The young filmmakers seem to share a few features in common: their gift of unfolding a story in a more absorbing way; their ability to keep an eye on much more topical and controversial problems of their time; and their wish to offer an attractive cinema of dynamic language. Amir Chamdin is a debutant, born in Stockholm, who used to be in Infinite Mass (a hip hop band). Since the mid-90’s, he’s been filming music videos, short films, and commercials. God Willing (Om Gud vill) is his first feature film – an interesting story of dreams, love and loneliness in the hot summer of 1975. The feature is made in a highly professional way, with fascinating sincerity on the screen, yet its inventions want more depth than they achieve. Still, there seems to be a triumphant future ahead of this young director.
As far as professional work goes, Ulrik Imtiaz Rolfsen, another debutant, with the Norwegian film Izzat (2005), is no worse. He, too, had his start in short films, music videos, and commercials, where he obviously mastered his profession. Yet after the ultimate success of Izzat, a drug themed action film, I’d rather he attempted at something more serious, plot-wise, and let us see his next feature enjoying the same high level of professional making, but with a penetrating look at social problems and a deeper psychological portrayal.

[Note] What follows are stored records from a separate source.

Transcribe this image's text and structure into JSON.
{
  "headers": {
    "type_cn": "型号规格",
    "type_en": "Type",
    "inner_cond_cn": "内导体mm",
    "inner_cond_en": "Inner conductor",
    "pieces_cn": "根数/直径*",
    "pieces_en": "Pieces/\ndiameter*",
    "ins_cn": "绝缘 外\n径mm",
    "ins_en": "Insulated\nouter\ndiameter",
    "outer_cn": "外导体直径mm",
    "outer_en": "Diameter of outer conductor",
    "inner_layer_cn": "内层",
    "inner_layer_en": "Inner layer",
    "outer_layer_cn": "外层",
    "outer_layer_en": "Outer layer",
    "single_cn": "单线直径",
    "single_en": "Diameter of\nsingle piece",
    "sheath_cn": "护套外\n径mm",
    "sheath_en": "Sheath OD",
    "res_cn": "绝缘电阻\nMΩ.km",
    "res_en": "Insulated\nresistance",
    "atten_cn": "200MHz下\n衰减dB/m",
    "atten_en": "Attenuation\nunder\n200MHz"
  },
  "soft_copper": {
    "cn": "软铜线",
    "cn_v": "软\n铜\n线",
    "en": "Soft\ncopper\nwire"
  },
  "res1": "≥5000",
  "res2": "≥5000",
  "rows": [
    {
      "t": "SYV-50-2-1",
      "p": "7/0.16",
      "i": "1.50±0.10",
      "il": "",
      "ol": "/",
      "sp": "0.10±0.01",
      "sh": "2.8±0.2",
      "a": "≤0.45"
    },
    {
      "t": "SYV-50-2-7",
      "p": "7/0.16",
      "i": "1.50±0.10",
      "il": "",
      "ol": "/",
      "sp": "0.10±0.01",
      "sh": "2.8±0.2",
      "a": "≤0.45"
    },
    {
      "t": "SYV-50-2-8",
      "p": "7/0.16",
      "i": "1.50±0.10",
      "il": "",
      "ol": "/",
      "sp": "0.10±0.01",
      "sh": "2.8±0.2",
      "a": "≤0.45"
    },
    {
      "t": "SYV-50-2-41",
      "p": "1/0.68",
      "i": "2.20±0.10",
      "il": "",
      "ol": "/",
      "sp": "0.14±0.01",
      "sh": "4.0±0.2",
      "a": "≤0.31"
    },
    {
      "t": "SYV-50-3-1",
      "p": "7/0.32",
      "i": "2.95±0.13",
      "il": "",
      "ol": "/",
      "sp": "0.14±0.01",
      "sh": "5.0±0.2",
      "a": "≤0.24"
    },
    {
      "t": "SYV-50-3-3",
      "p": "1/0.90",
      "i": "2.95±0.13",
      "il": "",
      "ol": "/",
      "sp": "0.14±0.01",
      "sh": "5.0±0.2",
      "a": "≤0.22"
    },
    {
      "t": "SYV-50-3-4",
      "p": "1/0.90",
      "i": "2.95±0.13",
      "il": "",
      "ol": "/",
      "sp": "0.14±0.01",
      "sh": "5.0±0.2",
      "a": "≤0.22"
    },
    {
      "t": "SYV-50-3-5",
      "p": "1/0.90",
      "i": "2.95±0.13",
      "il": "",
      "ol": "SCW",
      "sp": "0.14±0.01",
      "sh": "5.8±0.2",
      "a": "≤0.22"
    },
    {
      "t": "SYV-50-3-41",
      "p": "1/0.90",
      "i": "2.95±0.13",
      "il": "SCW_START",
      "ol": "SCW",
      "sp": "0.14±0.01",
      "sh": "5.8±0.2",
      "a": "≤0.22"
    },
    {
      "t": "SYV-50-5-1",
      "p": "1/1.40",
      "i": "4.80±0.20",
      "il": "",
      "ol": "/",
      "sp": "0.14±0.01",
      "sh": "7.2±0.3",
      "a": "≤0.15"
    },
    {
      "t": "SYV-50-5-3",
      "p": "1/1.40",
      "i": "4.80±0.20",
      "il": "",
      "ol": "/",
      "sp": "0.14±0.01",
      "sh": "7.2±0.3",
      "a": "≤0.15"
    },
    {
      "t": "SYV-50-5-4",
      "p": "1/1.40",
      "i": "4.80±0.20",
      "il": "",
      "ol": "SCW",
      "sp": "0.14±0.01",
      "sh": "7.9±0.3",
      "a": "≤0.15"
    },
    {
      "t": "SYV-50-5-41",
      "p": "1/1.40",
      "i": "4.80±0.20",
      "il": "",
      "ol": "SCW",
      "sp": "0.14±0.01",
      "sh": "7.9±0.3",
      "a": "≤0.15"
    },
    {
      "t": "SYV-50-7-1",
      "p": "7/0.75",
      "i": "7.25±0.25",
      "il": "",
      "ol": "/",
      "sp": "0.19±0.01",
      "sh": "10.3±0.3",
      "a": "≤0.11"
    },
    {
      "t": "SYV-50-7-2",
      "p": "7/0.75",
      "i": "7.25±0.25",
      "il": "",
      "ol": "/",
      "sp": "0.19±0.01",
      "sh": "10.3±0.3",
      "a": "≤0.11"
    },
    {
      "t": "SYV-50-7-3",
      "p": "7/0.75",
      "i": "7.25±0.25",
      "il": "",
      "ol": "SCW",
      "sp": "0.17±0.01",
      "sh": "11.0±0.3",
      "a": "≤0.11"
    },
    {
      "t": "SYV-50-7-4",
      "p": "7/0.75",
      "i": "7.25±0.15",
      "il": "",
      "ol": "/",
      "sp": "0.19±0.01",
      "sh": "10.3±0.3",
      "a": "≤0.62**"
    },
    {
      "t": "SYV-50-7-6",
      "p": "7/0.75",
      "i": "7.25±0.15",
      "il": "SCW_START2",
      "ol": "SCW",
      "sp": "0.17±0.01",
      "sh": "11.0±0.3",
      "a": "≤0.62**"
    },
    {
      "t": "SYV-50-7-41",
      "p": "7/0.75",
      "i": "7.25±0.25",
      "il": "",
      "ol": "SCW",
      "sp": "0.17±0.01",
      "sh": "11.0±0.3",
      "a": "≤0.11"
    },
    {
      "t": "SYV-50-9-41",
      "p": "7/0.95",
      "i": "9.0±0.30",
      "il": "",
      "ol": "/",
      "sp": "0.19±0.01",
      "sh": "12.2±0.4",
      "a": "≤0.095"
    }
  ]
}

French-born Icelandic director Dagur Kari hardly needs any professional advice after his phenomenal debut, Noi, the Albino (Noi albínoí). Now, in his second feature, Dark Horse (Voksne mennesker), he still tells his story convincingly – with expressive black and white cinematography – and yet he seems to have missed part of the charming tenderness of his first film. His Icelandic compatriot, Baltasar Kormakur, even though still quite young, climbs even higher toward both artistic and commercial success. His A Little Trip to Heaven is really good cinema, proving its director’s talent after 101 Reykjavik (2000) and The Sea (2002).